US Government ‘deeply aligned’ with EU on Big Tech crackdown, says Vestager


The administration of US President Joe Biden is “deeply aligned” with the European Union when it comes to cracking down on Big Tech, said European Commission Vice-President for the digital age Margrethe Vestager.

Addressing the Institute for Advanced Study — an independent research organisation at Princeton University — on April 9, Vestager praised the Democrat Government, comparing its work to recent EU legislative clampdowns.

She cited a joint statement by the EU and US as showing how close both powers had become regarding tech regulation before encouraging the US to take further action to reel in social media excess.

“Last week at the Trade and Technology Council, we adopted a statement that shows how deeply aligned Europe and the US have become on recognising the harms that platforms may do and, of course, their responsibility to address them,” she said.

“I am aware of the challenges of passing legislation in this country. But why should one accept that these platforms have to protect minors in Europe but not here?

“Why should one accept that European researchers can access data from these platforms, but not other researchers?”

Vestager praised the US for its recently announced plans to implement federal-level online privacy laws, expressing confusion as to why they took so long to come about.

“I’ve always thought that it was really sort of off-brand that the United States were not the first to have strong privacy legislation for online activities because you’re so much about the individual,” she said, linking such laws to “the American dream”.

“The American dream is about the individual succeeding. The right to carry a gun, which I don’t understand, is about the individual.

“So many things here are about the individual and yet there’s no protection of privacy online,” Vestager said.

Her address at the event sponsored by an “anonymous donor” came amid controversy regarding the Biden administration’s approach to EU tech regulation.

While US lawmakers have expressed concern regarding European efforts to regulate US-based social media outlets, the White House appears to be less concerned by the new rules.

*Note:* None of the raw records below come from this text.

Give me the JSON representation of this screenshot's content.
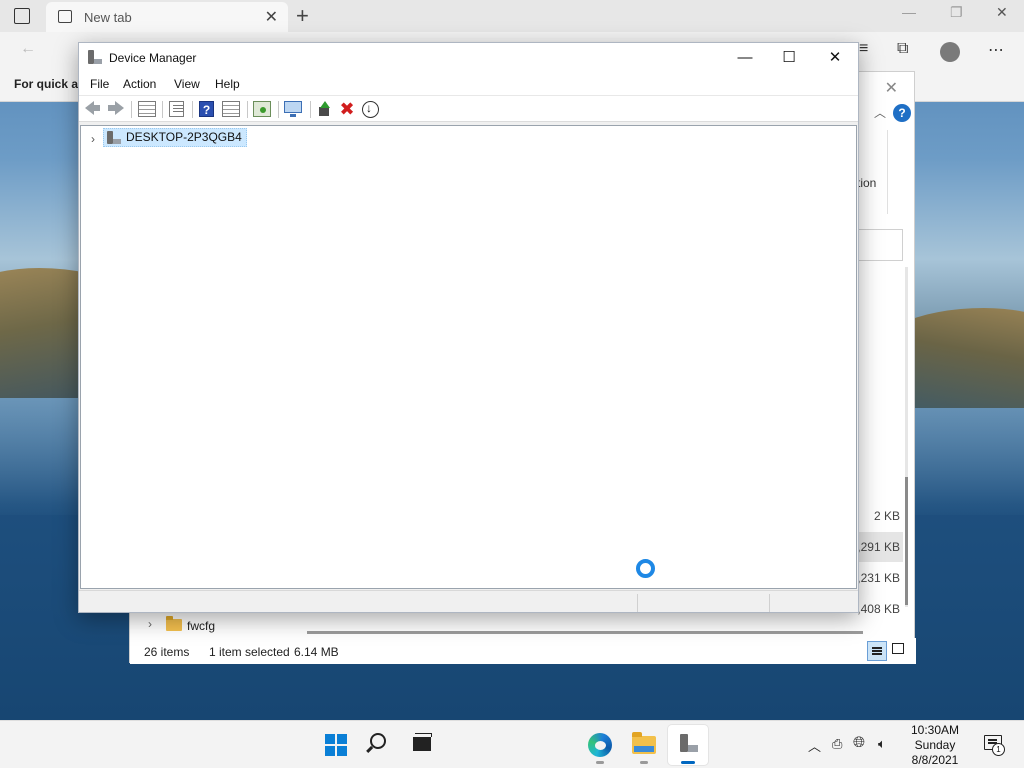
{
  "browser": {
    "tab_title": "New tab",
    "quick_access_text": "For quick ac"
  },
  "explorer": {
    "ribbon_fragment": "tion",
    "sizes": [
      "2 KB",
      ",291 KB",
      ",231 KB",
      ",408 KB"
    ],
    "folder_name": "fwcfg",
    "status": {
      "items_count": "26 items",
      "selection": "1 item selected",
      "selection_size": "6.14 MB"
    }
  },
  "device_manager": {
    "title": "Device Manager",
    "menu": [
      "File",
      "Action",
      "View",
      "Help"
    ],
    "toolbar": {
      "help_glyph": "?",
      "remove_glyph": "✖"
    },
    "tree": {
      "root_label": "DESKTOP-2P3QGB4"
    },
    "window_buttons": {
      "minimize": "—",
      "maximize": "☐",
      "close": "✕"
    }
  },
  "taskbar": {
    "clock": {
      "time": "10:30AM",
      "day": "Sunday",
      "date": "8/8/2021"
    },
    "notification_count": "1",
    "accent_color": "#0067c0"
  }
}
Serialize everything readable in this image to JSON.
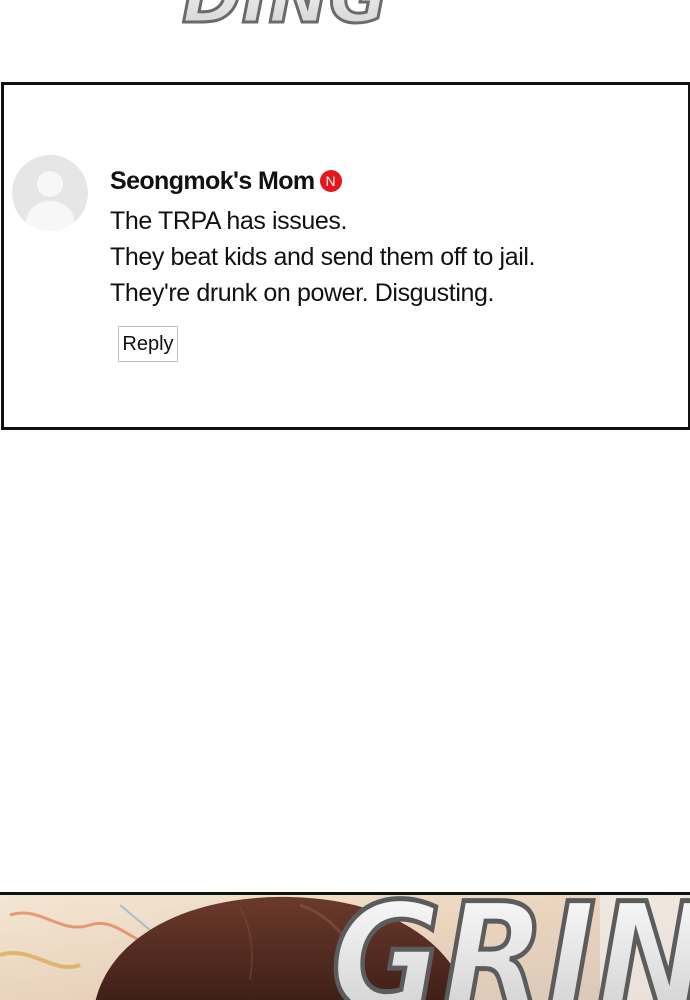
{
  "top_sfx": {
    "text": "DING"
  },
  "comment": {
    "author": "Seongmok's Mom",
    "badge": "N",
    "lines": [
      "The TRPA has issues.",
      "They beat kids and send them off to jail.",
      "They're drunk on power. Disgusting."
    ],
    "reply_label": "Reply"
  },
  "bottom_panel": {
    "sfx": "GRIN"
  },
  "colors": {
    "badge": "#e8161c",
    "panel_border": "#111111",
    "avatar_bg": "#e6e6e6",
    "hair": "#5a2e22",
    "sfx_fill": "#d9d9d9"
  }
}
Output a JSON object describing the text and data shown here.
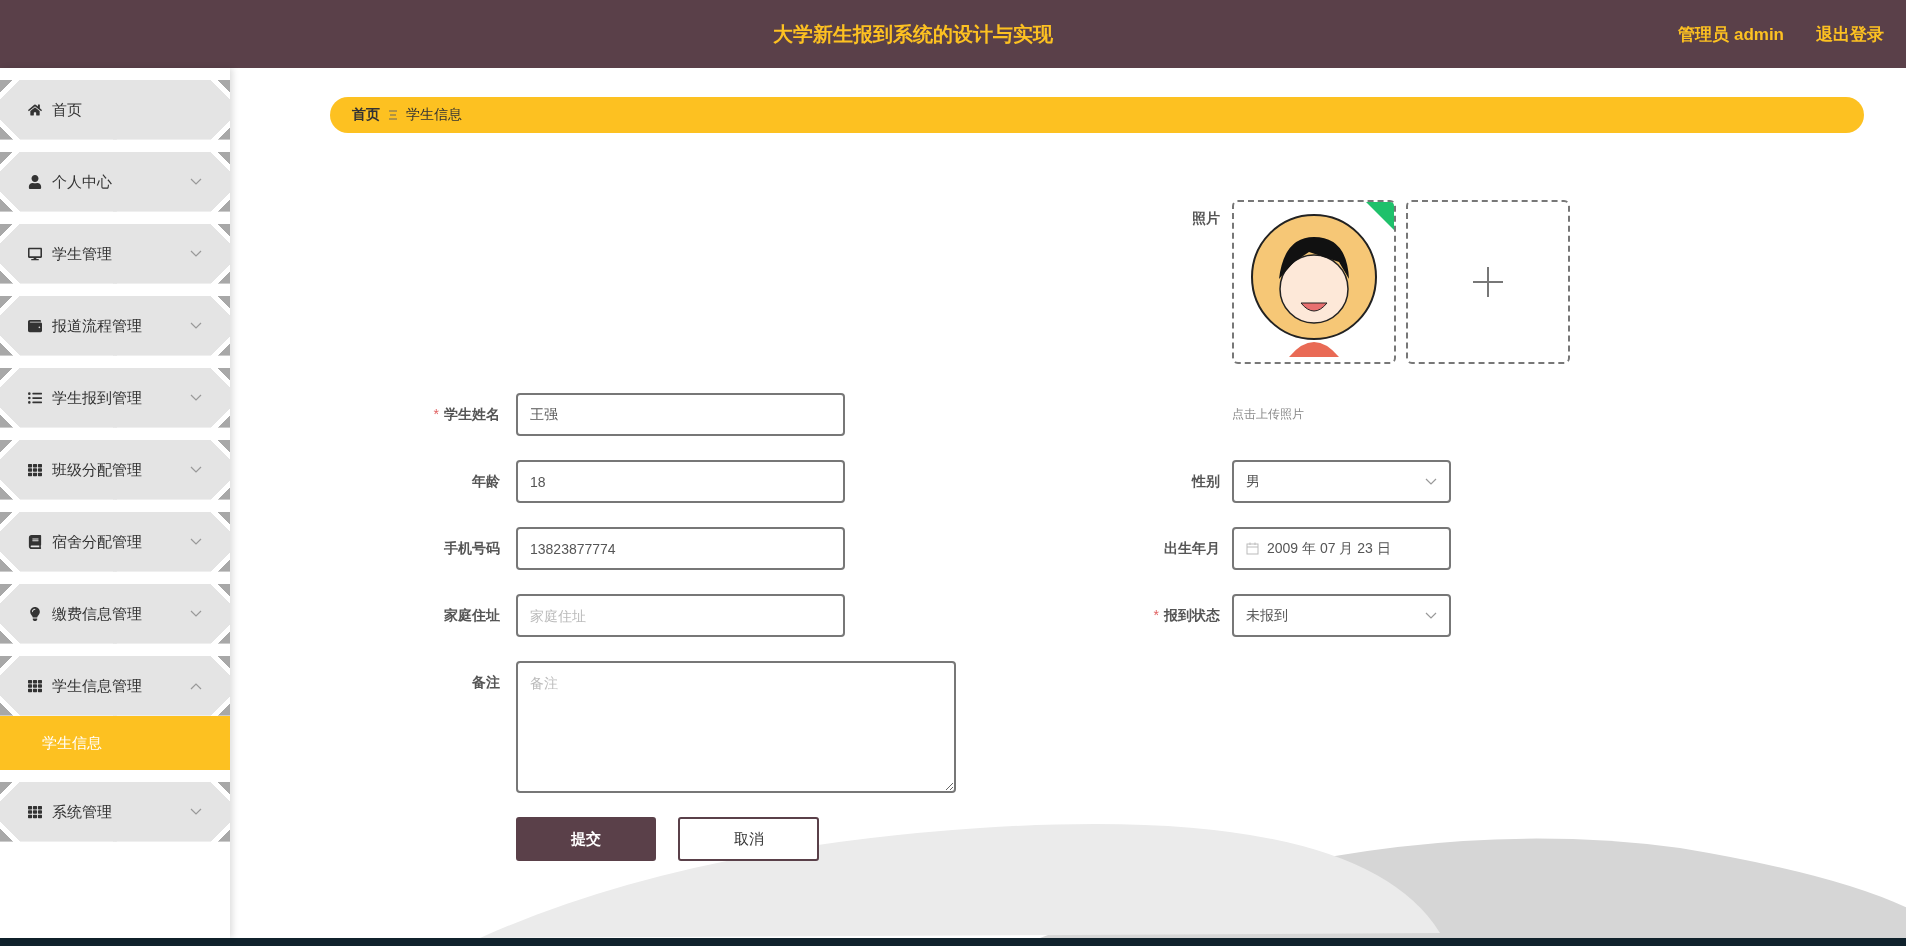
{
  "header": {
    "title": "大学新生报到系统的设计与实现",
    "user": "管理员 admin",
    "logout": "退出登录"
  },
  "sidebar": {
    "items": [
      {
        "label": "首页",
        "kind": "link"
      },
      {
        "label": "个人中心",
        "kind": "menu",
        "expanded": false
      },
      {
        "label": "学生管理",
        "kind": "menu",
        "expanded": false
      },
      {
        "label": "报道流程管理",
        "kind": "menu",
        "expanded": false
      },
      {
        "label": "学生报到管理",
        "kind": "menu",
        "expanded": false
      },
      {
        "label": "班级分配管理",
        "kind": "menu",
        "expanded": false
      },
      {
        "label": "宿舍分配管理",
        "kind": "menu",
        "expanded": false
      },
      {
        "label": "缴费信息管理",
        "kind": "menu",
        "expanded": false
      },
      {
        "label": "学生信息管理",
        "kind": "menu",
        "expanded": true,
        "children": [
          {
            "label": "学生信息",
            "selected": true
          }
        ]
      },
      {
        "label": "系统管理",
        "kind": "menu",
        "expanded": false
      }
    ]
  },
  "breadcrumb": [
    "首页",
    "学生信息"
  ],
  "form": {
    "photo": {
      "label": "照片",
      "uploaded": true,
      "hint": "点击上传照片"
    },
    "left": [
      {
        "kind": "text",
        "label": "学生姓名",
        "required_mark": "*",
        "value": "王强"
      },
      {
        "kind": "text",
        "label": "年龄",
        "value": "18"
      },
      {
        "kind": "text",
        "label": "手机号码",
        "value": "13823877774"
      },
      {
        "kind": "text",
        "label": "家庭住址",
        "placeholder": "家庭住址"
      },
      {
        "kind": "textarea",
        "label": "备注",
        "placeholder": "备注"
      }
    ],
    "right": [
      {
        "kind": "select",
        "label": "性别",
        "value": "男"
      },
      {
        "kind": "date",
        "label": "出生年月",
        "value": "2009 年 07 月 23 日"
      },
      {
        "kind": "select",
        "label": "报到状态",
        "required_mark": "*",
        "value": "未报到"
      }
    ],
    "buttons": [
      {
        "label": "提交",
        "kind": "primary"
      },
      {
        "label": "取消",
        "kind": "default"
      }
    ]
  }
}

One document jointly published by Brussels and the US Government recently even encourages US researchers to use the reforms brought about by the EU’s Digital Services Act to extract data from American tech companies.

The shift in policy has been recognised by the EC, with Vestager noting how the US has gone from being hostile to EU tech crackdowns to now being seemingly supportive of them.

“Three years ago … I had to constantly contend with unfounded criticism that this was all about targeting big American tech firms,” she said, adding that the White House’s growing alignment with EU tech policy had changed that.

Areas of tension remain, with Vestager once again citing what have been seen as protectionist elements of the US Inflation Reduction Act as somewhat troubling for the EU.

Yet these concerns also appear to have faded over the past few years, with Vestager now describing the legislation as representing an “enormous step for the US” in the fight against climate change.

“Of course, there have been a number of irritants. But that should not overshadow the fact that this is really, really, important legislation for ‘green’ tech not only to be developed but also to be deployed in the US,” she said.